El Vicepresidente Nguema Obiang Mangue realizó una visita sorpresa al nuevo Sofitel Presidencial para comprobar su estado antes de la llegada del Pontífice. El hotel se perfila como una de las principales opciones de hospedaje.
En la noche del miércoles 9 de abril, el Vicepresidente de la República llevó a cabo una inspección inesperada al nuevo hotel Sofitel Presidencial, situado frente a la Catedral Metropolitana de Malabo. La visita responde al interés del Ejecutivo por garantizar espacios adecuados para recibir a la delegación que acompañará al Papa durante su próxima estancia en el país.

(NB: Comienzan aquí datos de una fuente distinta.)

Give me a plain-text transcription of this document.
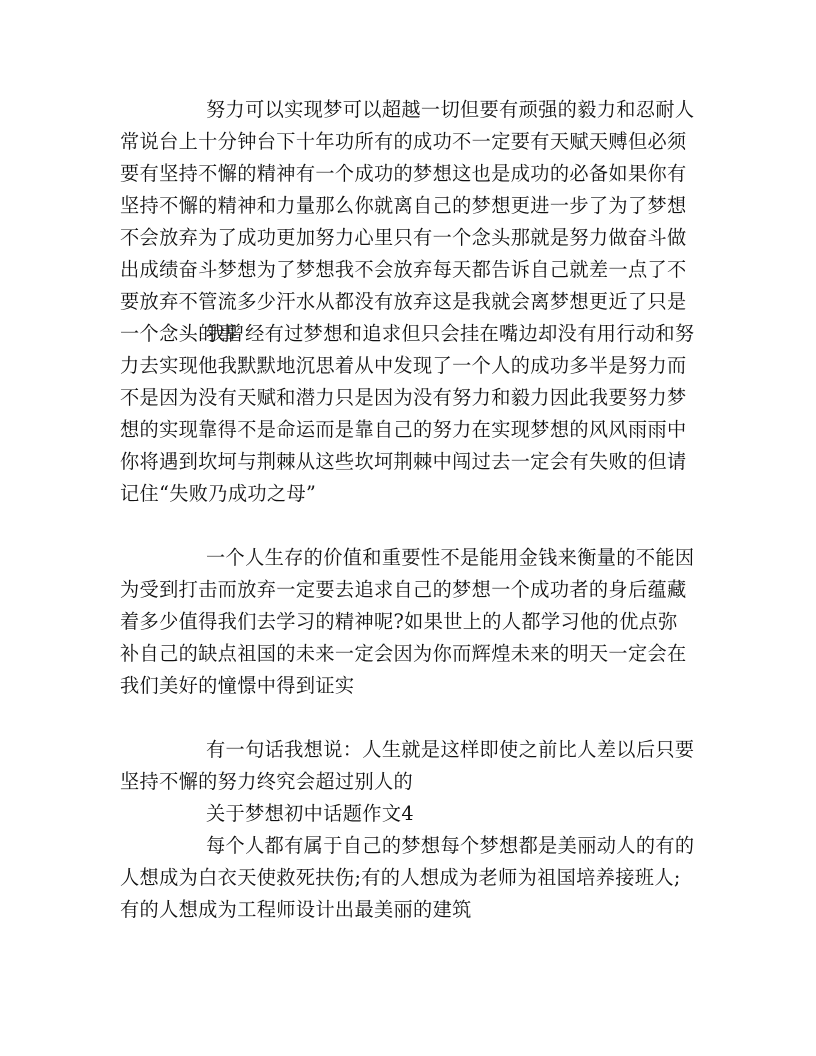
努力可以实现梦可以超越一切但要有顽强的毅力和忍耐人常说台上十分钟台下十年功所有的成功不一定要有天赋天赙但必须要有坚持不懈的精神有一个成功的梦想这也是成功的必备如果你有坚持不懈的精神和力量那么你就离自己的梦想更进一步了为了梦想不会放弃为了成功更加努力心里只有一个念头那就是努力做奋斗做出成绩奋斗梦想为了梦想我不会放弃每天都告诉自己就差一点了不要放弃不管流多少汗水从都没有放弃这是我就会离梦想更近了只是一个念头的事

我曾经有过梦想和追求但只会挂在嘴边却没有用行动和努力去实现他我默默地沉思着从中发现了一个人的成功多半是努力而不是因为没有天赋和潜力只是因为没有努力和毅力因此我要努力梦想的实现靠得不是命运而是靠自己的努力在实现梦想的风风雨雨中你将遇到坎坷与荆棘从这些坎坷荆棘中闯过去一定会有失败的但请记住“失败乃成功之母”

一个人生存的价值和重要性不是能用金钱来衡量的不能因为受到打击而放弃一定要去追求自己的梦想一个成功者的身后蕴藏着多少值得我们去学习的精神呢?如果世上的人都学习他的优点弥补自己的缺点祖国的未来一定会因为你而辉煌未来的明天一定会在我们美好的憧憬中得到证实

有一句话我想说：人生就是这样即使之前比人差以后只要坚持不懈的努力终究会超过别人的

关于梦想初中话题作文4

每个人都有属于自己的梦想每个梦想都是美丽动人的有的人想成为白衣天使救死扶伤;有的人想成为老师为祖国培养接班人;有的人想成为工程师设计出最美丽的建筑
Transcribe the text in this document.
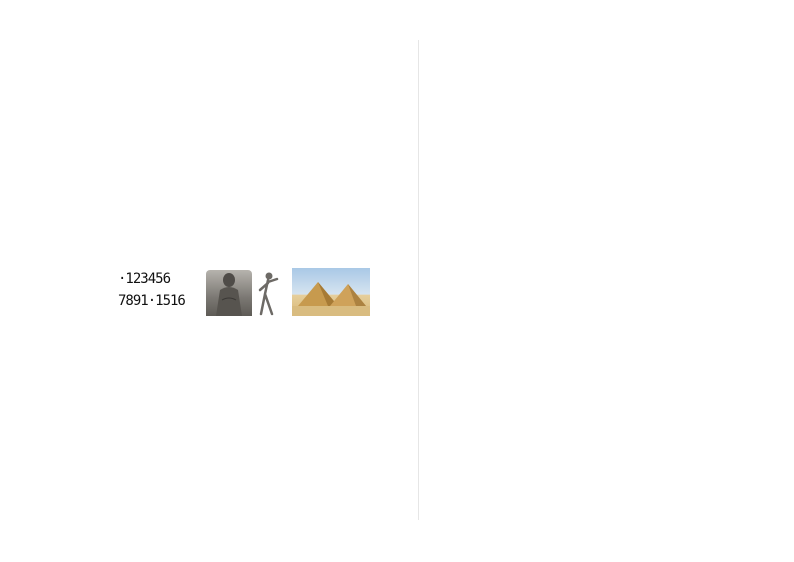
·123456
7891·1516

Durante el recorrido, el dirigente estuvo acompañado por responsables de áreas clave del Gobierno, entre ellos los titulares de Obras Públicas, Hacienda y Tesorería. La comitiva revisó distintas zonas del establecimiento, incluyendo el hall principal, la piscina y varias dependencias internas, con el objetivo de evaluar tanto la infraestructura como los servicios disponibles.
El Vicepresidente también mantuvo un intercambio directo con el empresario encargado del proyecto, a quien trasladó recomendaciones orientadas a mejorar aspectos relacionados con el confort, la estética y el nivel de exclusividad del hotel. La intención es posicionar el recinto como un referente capaz de atraer turismo de alto nivel y visitantes internacionales.
Nguema Obiang Mangue destacó la ubicación estratégica del Sofitel en el corazón de Malabo, subrayando su potencial como punto clave dentro de la oferta hotelera del país. No obstante, insistió en la necesidad de seguir elevando los estándares para competir con destinos turísticos consolidados.
Al finalizar la inspección, concluyó que el hotel ya cumple con las condiciones básicas para recibir huéspedes. Además, consideró que está preparado para acoger eventos y visitas de alto perfil, incluida la delegación papal, consolidándose como una infraestructura clave en la proyección internacional de Guinea Ecuatorial.